Stocks Rise On More Signs of Economic Growth
NEW YORK (AP) - Stocks are edging higher on Wall Street following more signs that the U.S. economic recovery is advancing, albeit at a slow pace.
The Dow Jones industrial average rose 15 points to 13,188 a half-hour after the opening bell Wednesday. The broader S&P 500 index rose two points to 1,406, while Nasdaq rose nine points to 3,025.
U.S. industrial production increased last month as factories made more cars, computers and airplanes, according to the Federal Reserve.
It was a sign that manufacturing is recovering after a weak spring. Also, consumer prices were unchanged in July from June, as a small drop in energy costs offset slightly higher food prices.
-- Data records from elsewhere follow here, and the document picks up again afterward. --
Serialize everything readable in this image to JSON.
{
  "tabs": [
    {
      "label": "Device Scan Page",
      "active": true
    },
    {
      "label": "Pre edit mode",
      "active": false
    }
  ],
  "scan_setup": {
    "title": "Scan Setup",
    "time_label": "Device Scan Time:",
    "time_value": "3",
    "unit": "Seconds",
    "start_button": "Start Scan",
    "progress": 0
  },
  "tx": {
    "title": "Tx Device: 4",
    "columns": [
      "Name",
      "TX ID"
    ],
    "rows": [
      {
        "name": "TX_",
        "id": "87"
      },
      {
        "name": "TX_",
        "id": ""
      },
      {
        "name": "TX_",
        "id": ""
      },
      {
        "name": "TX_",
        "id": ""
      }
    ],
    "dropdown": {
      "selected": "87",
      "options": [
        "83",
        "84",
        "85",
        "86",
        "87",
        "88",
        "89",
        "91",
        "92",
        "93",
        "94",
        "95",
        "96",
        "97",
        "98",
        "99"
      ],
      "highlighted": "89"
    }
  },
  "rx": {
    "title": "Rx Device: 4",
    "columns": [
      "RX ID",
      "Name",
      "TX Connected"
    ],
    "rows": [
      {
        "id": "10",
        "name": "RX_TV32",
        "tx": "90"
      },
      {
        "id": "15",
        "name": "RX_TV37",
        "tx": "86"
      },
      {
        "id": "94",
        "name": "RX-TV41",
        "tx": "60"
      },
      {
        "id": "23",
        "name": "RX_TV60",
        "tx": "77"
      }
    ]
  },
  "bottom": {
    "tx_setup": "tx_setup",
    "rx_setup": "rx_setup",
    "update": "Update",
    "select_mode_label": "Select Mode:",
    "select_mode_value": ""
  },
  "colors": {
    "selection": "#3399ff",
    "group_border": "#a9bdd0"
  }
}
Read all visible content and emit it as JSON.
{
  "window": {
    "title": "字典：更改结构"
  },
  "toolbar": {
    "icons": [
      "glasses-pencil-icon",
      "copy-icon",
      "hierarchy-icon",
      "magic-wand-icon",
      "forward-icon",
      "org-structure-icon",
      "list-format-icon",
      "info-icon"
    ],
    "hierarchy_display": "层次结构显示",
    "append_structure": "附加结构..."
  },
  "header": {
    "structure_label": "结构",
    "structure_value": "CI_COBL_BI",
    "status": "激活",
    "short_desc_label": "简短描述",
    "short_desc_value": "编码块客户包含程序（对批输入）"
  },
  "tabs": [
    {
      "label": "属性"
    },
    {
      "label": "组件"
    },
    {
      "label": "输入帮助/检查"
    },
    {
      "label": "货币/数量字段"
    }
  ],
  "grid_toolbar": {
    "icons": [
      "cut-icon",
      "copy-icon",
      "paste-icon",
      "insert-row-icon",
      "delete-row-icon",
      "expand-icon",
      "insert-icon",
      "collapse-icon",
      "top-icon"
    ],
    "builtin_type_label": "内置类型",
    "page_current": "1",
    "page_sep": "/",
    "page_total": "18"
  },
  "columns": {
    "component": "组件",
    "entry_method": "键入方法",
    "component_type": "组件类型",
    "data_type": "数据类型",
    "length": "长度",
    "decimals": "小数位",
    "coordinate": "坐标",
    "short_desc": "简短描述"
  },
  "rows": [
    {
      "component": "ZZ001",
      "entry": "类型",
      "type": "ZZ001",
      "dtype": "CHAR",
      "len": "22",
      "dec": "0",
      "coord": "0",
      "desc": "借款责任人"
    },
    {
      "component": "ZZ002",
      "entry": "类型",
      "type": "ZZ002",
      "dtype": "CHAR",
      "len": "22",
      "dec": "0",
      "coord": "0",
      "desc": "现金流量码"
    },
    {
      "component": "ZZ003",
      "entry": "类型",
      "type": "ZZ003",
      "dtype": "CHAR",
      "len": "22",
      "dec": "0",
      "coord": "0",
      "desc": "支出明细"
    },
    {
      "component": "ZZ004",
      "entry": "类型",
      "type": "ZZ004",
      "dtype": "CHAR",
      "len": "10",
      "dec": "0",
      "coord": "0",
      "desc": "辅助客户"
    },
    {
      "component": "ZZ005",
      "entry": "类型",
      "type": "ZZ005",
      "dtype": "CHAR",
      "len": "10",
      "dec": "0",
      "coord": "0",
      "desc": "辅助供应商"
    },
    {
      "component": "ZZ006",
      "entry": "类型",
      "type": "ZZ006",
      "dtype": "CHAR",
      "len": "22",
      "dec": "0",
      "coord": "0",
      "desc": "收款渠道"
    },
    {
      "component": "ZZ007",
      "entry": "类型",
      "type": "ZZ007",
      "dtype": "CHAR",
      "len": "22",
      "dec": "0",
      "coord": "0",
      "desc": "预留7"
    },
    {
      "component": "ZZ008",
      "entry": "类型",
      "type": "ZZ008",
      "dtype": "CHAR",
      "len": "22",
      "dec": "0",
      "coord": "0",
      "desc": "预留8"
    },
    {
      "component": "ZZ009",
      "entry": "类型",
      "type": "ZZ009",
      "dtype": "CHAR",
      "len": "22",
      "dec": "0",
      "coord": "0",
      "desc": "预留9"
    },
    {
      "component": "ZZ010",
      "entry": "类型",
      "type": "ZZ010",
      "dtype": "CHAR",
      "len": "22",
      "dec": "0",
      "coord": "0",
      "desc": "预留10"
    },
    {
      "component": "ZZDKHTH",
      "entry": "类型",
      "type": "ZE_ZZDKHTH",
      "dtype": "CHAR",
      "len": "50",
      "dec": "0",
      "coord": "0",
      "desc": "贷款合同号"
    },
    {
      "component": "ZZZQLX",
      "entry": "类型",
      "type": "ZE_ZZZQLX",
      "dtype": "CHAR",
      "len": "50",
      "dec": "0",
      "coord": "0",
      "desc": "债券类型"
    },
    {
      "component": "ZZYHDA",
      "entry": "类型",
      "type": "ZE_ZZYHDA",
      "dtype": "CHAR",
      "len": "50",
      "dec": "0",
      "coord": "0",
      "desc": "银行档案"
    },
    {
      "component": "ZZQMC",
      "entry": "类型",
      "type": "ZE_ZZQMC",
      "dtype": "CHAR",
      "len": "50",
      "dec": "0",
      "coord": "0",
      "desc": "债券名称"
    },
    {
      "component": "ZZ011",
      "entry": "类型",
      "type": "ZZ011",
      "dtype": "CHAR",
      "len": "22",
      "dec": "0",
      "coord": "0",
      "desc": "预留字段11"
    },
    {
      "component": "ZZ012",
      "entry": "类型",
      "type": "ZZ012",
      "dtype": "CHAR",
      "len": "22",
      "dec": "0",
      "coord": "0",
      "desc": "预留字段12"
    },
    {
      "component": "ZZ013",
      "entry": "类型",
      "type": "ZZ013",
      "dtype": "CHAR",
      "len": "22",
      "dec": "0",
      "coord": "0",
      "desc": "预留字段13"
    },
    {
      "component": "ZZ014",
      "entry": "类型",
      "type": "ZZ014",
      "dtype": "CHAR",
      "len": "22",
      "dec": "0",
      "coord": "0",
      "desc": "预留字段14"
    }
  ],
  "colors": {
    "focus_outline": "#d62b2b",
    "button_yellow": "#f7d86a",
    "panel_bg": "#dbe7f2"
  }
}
The consumer price index hasn't changed since March, which means that inflation is in check.
Lower inflation gives the Federal Reserve more leeway to launch new programs intended to rekindle the economy. The Fed signaled at a meeting in late July that it is ready to act if growth and hiring stays weak.
Recent signs point to some economic improvement in July. Employers added the most jobs in five months, while consumers increased their retail spending after three months of declines.
Though they were better, the economic data showed a very weak recovery and that the U.S. economy is just trudging along.
It's left many investors wondering if the economy is fragile enough to create a sense of urgency among fiscal policy makers to act proactively. This slightly better outlook for the economy could prompt the Fed to hold off on taking action when its policy committee next meets in September.
In the last few weeks of the summer, trading volumes in the stock market have been low. Investors may also be holding off on taking aggressive positions ahead of a meeting of the U.S. Federal Reserve in Wyoming at the end of this month.
U.S. earnings were mixed.
Target rose 92 cents to $64.30 after the retailer increased its profit outlook for the year. Target is preparing its first expansion out of the U.S., into Canada.
Deere plummeted $5.11 to $75.02 after the agriculture machinery maker reported results that were well below Wall Street's expectations. The company attributed its poor results to a slowing global economy and the effects of a prolonged U.S. drought. Deere also cut its revenue forecast for the year.
Staples dropped $2 to $11.46 after the office and school supplies store said its income dropped 32 percent following weak sales in North America and Europe. The results fell short of analysts' expectations and the company cut its full-year earnings forecast.
Abercrombie & Fitch struggled to sell its preppy jeans and T-shirts in the previous quarter, but its results weren't as bad as analysts had forecast. The teen fashion leader also laid out plans for updating its fashions. The stock soared 10 percent, or $3.15, to $35.48.